I don’t think they quite understand the dynamics of the housing market; really the epicentre of strong prices growth has clearly been the Sydney market, and most other markets have recorded benign at best prices growth since the start of the interest rate cycle in 2011. We’ve had a Perth housing market that’s been going backwards for nearly two years now and if we look at the underlying growth rate, Sydney has begun to flatten over the past year and most other markets are at 3%-4% a year.

It’d be interesting if these predictions of doom could be held accountable, because we’ve had them for a while now and not one of them has been close to the truth. When we have seen prices growth because of low interest rates, we’ve seen quarterly correction phases following that, and that’s usually a product of higher interest rates and there’s no official suggestion of higher interest rates that would dampen the housing market sharply. What we’re going to see is just a very gradual winding back of prices growth, as I believe interest rates will now be largely flat into the future.

Incomes have nothing to do with house price growth. The only relevance of an income is the repayment of a mortgage. I do an affordability measurement that looks at the proportion of income that the average home loan requires in repayments, and it’s actually falling and is below the 10-year average now.
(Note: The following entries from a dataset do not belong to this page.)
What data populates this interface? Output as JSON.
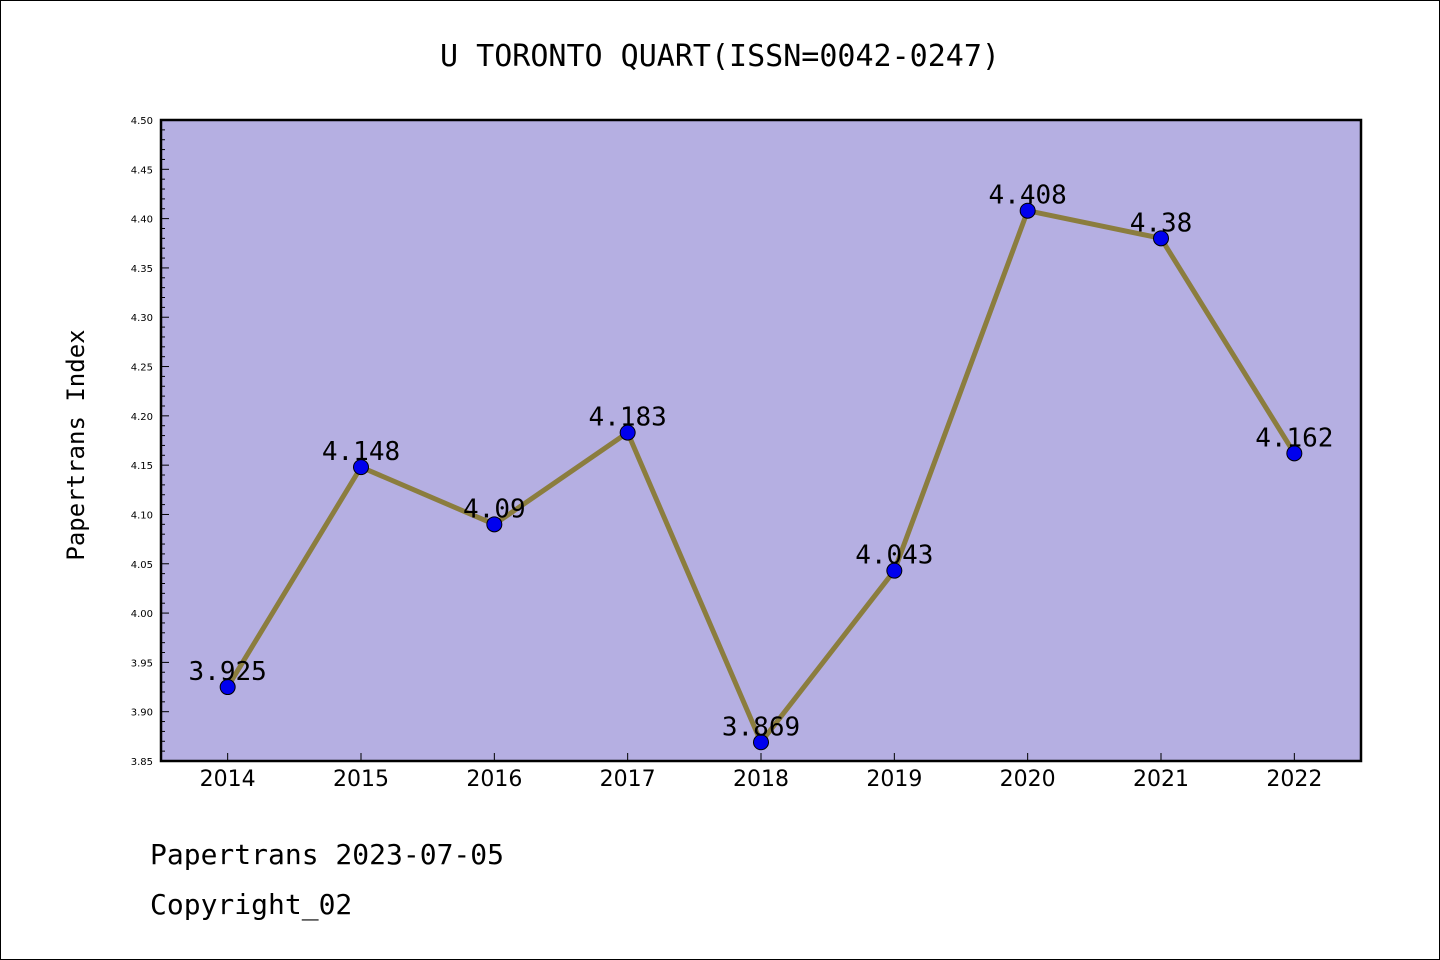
{
  "chart_data": {
    "type": "line",
    "title": "U TORONTO QUART(ISSN=0042-0247)",
    "ylabel": "Papertrans Index",
    "xlabel": "",
    "categories": [
      "2014",
      "2015",
      "2016",
      "2017",
      "2018",
      "2019",
      "2020",
      "2021",
      "2022"
    ],
    "series": [
      {
        "values": [
          3.925,
          4.148,
          4.09,
          4.183,
          3.869,
          4.043,
          4.408,
          4.38,
          4.162
        ],
        "labels": [
          "3.925",
          "4.148",
          "4.09",
          "4.183",
          "3.869",
          "4.043",
          "4.408",
          "4.38",
          "4.162"
        ]
      }
    ],
    "ylim": [
      3.85,
      4.5
    ],
    "yticks": [
      "3.85",
      "3.90",
      "3.95",
      "4.00",
      "4.05",
      "4.10",
      "4.15",
      "4.20",
      "4.25",
      "4.30",
      "4.35",
      "4.40",
      "4.45",
      "4.50"
    ],
    "grid": false,
    "colors": {
      "plot_background": "#b5afe2",
      "line": "#8b7d3e",
      "marker": "#0000ee"
    }
  },
  "footer": {
    "line1": "Papertrans 2023-07-05",
    "line2": "Copyright_02"
  }
}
The thing that separates Australia from other markets internationally is the very robust and rigid lending environment that we have. Banks are very risk averse in this country; even when the market’s rising they won’t take risks such as raising LVRs or easing income requirements for a loan. It’s that common sense around our housing markets that keeps us in these orderly correction and growth phases.

My concern at the moment is that we’re seeing increased interference in market dynamics from banks and regulators. I think regulators and policy makers have the capacity, with these market incursions, to cause disruptions. Banks really need to stick to what they do best and lend on these rigid conditions and let the market rise and fall as it will do naturally according to these local drivers.
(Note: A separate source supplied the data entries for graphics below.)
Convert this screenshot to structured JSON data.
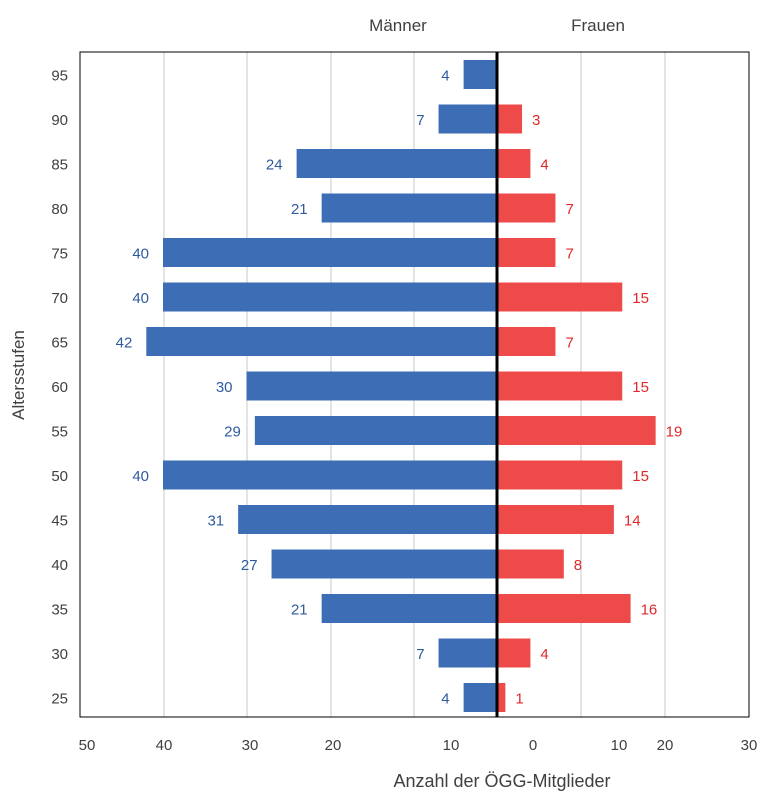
{
  "chart_data": {
    "type": "bar",
    "orientation": "horizontal",
    "subtype": "population-pyramid",
    "categories": [
      "95",
      "90",
      "85",
      "80",
      "75",
      "70",
      "65",
      "60",
      "55",
      "50",
      "45",
      "40",
      "35",
      "30",
      "25"
    ],
    "series": [
      {
        "name": "Männer",
        "color": "#3d6db5",
        "label_color": "#2e5a9e",
        "values": [
          4,
          7,
          24,
          21,
          40,
          40,
          42,
          30,
          29,
          40,
          31,
          27,
          21,
          7,
          4
        ]
      },
      {
        "name": "Frauen",
        "color": "#ef4a4a",
        "label_color": "#e0292b",
        "values": [
          null,
          3,
          4,
          7,
          7,
          15,
          7,
          15,
          19,
          15,
          14,
          8,
          16,
          4,
          1
        ]
      }
    ],
    "xlabel": "Anzahl der ÖGG-Mitglieder",
    "ylabel": "Altersstufen",
    "x_ticks": [
      "50",
      "40",
      "30",
      "20",
      "10",
      "0",
      "10",
      "20",
      "30"
    ],
    "grid": "vertical",
    "legend": "top"
  }
}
Now we’re starting to see some banks in the business of picking winners in terms of where they’ll lend; units versus houses or investors versus first home buyers. I think this is fraught with danger and can create the very risks it’s supposed to offset. I hope regulators see the flaws in the OECD’s methodology, but I think there is a particular bent in our regulators to embrace the bubble theory. They’ve accepted this is a possibility, when the probability is very low.

Comparing prices to incomes: to me it really is an indictment on the research capacity of the people who produce these reports, and I think they should be called out for using this as some sort of benchmark. It’s the same when they look at overall levels of debt; they say Australian debt has risen to record levels, but this is nonsensical because obviously people have been able to borrow more with lower interest rates, but if you look at the balance value it’s improved because prices have risen.
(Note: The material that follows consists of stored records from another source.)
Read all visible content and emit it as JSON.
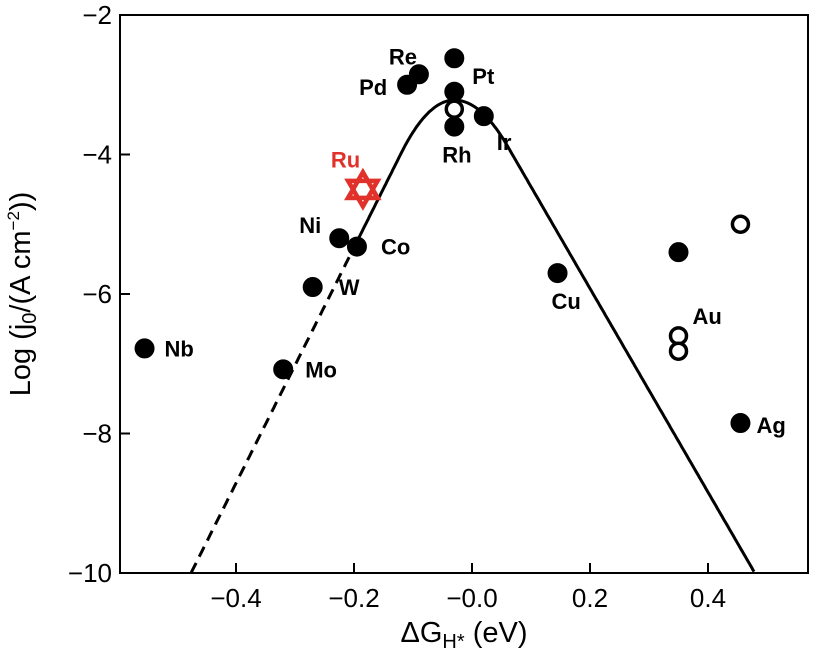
{
  "chart_data": {
    "type": "scatter",
    "title": "",
    "xlabel": "ΔG",
    "xlabel_sub": "H*",
    "xlabel_unit": " (eV)",
    "ylabel": "Log (j",
    "ylabel_sub": "0",
    "ylabel_rest": "/(A cm",
    "ylabel_sup": "−2",
    "ylabel_end": "))",
    "xlim": [
      -0.6,
      0.6
    ],
    "ylim": [
      -10,
      -2
    ],
    "x_ticks": [
      {
        "value": -0.4,
        "label": "−0.4"
      },
      {
        "value": -0.2,
        "label": "−0.2"
      },
      {
        "value": 0.0,
        "label": "−0.0"
      },
      {
        "value": 0.2,
        "label": "0.2"
      },
      {
        "value": 0.4,
        "label": "0.4"
      }
    ],
    "y_ticks": [
      {
        "value": -10,
        "label": "−10"
      },
      {
        "value": -8,
        "label": "−8"
      },
      {
        "value": -6,
        "label": "−6"
      },
      {
        "value": -4,
        "label": "−4"
      },
      {
        "value": -2,
        "label": "−2"
      }
    ],
    "grid": false,
    "legend": "none",
    "points": [
      {
        "label": "Nb",
        "x": -0.555,
        "y": -6.78,
        "fill": "filled",
        "label_dx": 20,
        "label_dy": 8
      },
      {
        "label": "Mo",
        "x": -0.32,
        "y": -7.08,
        "fill": "filled",
        "label_dx": 22,
        "label_dy": 8
      },
      {
        "label": "W",
        "x": -0.27,
        "y": -5.9,
        "fill": "filled",
        "label_dx": 26,
        "label_dy": 8
      },
      {
        "label": "Ni",
        "x": -0.225,
        "y": -5.2,
        "fill": "filled",
        "label_dx": -40,
        "label_dy": -5
      },
      {
        "label": "Co",
        "x": -0.195,
        "y": -5.32,
        "fill": "filled",
        "label_dx": 24,
        "label_dy": 8
      },
      {
        "label": "Pd",
        "x": -0.11,
        "y": -3.0,
        "fill": "filled",
        "label_dx": -48,
        "label_dy": 10
      },
      {
        "label": "Re",
        "x": -0.09,
        "y": -2.85,
        "fill": "filled",
        "label_dx": -30,
        "label_dy": -10
      },
      {
        "label": "Pt",
        "x": -0.03,
        "y": -2.62,
        "fill": "filled",
        "label_dx": 18,
        "label_dy": 26
      },
      {
        "label": "",
        "x": -0.03,
        "y": -3.1,
        "fill": "filled",
        "label_dx": 0,
        "label_dy": 0
      },
      {
        "label": "",
        "x": -0.03,
        "y": -3.35,
        "fill": "open",
        "label_dx": 0,
        "label_dy": 0
      },
      {
        "label": "Rh",
        "x": -0.03,
        "y": -3.6,
        "fill": "filled",
        "label_dx": -12,
        "label_dy": 36
      },
      {
        "label": "Ir",
        "x": 0.02,
        "y": -3.45,
        "fill": "filled",
        "label_dx": 13,
        "label_dy": 34
      },
      {
        "label": "Cu",
        "x": 0.145,
        "y": -5.7,
        "fill": "filled",
        "label_dx": -6,
        "label_dy": 36
      },
      {
        "label": "",
        "x": 0.35,
        "y": -5.4,
        "fill": "filled",
        "label_dx": 0,
        "label_dy": 0
      },
      {
        "label": "",
        "x": 0.455,
        "y": -5.0,
        "fill": "open",
        "label_dx": 0,
        "label_dy": 0
      },
      {
        "label": "Au",
        "x": 0.35,
        "y": -6.6,
        "fill": "open",
        "label_dx": 14,
        "label_dy": -12
      },
      {
        "label": "",
        "x": 0.35,
        "y": -6.82,
        "fill": "open",
        "label_dx": 0,
        "label_dy": 0
      },
      {
        "label": "Ag",
        "x": 0.455,
        "y": -7.85,
        "fill": "filled",
        "label_dx": 16,
        "label_dy": 10
      }
    ],
    "highlight": {
      "label": "Ru",
      "x": -0.185,
      "y": -4.5,
      "marker": "star",
      "color": "#e0312b"
    },
    "curve": {
      "peak_x": -0.03,
      "peak_y": -3.22,
      "left_slope": 16.9,
      "right_slope": 14.6,
      "dashed_below_y": -5.2,
      "color": "#000000"
    }
  }
}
We shouldn’t have macroeconomic policy that’s a product of high Sydney house prices and high numbers of Sydney investors. It’s a real concern that we’re a hostage to these policy outcomes.
SPILLOVERS, CONTAGION AND GLOBAL RISKS
The OECD’s biannual report on Australia has caused a stir after it warned there was a “non-negligible risk of a downturn” in the Australian housing market, caused by “spillovers, contagion and global risks”. The report looked at price to income ratios, as well as historical downturns in Australia and worldwide.

Dr Andrew Wilson is the chief economist for the Domain Group and one of Australia’s leading housing market experts. He holds a PhD and master’s by research in housing market economics, and has been appointed an advisor to the government funded Australian Urban Research Infrastructure Network.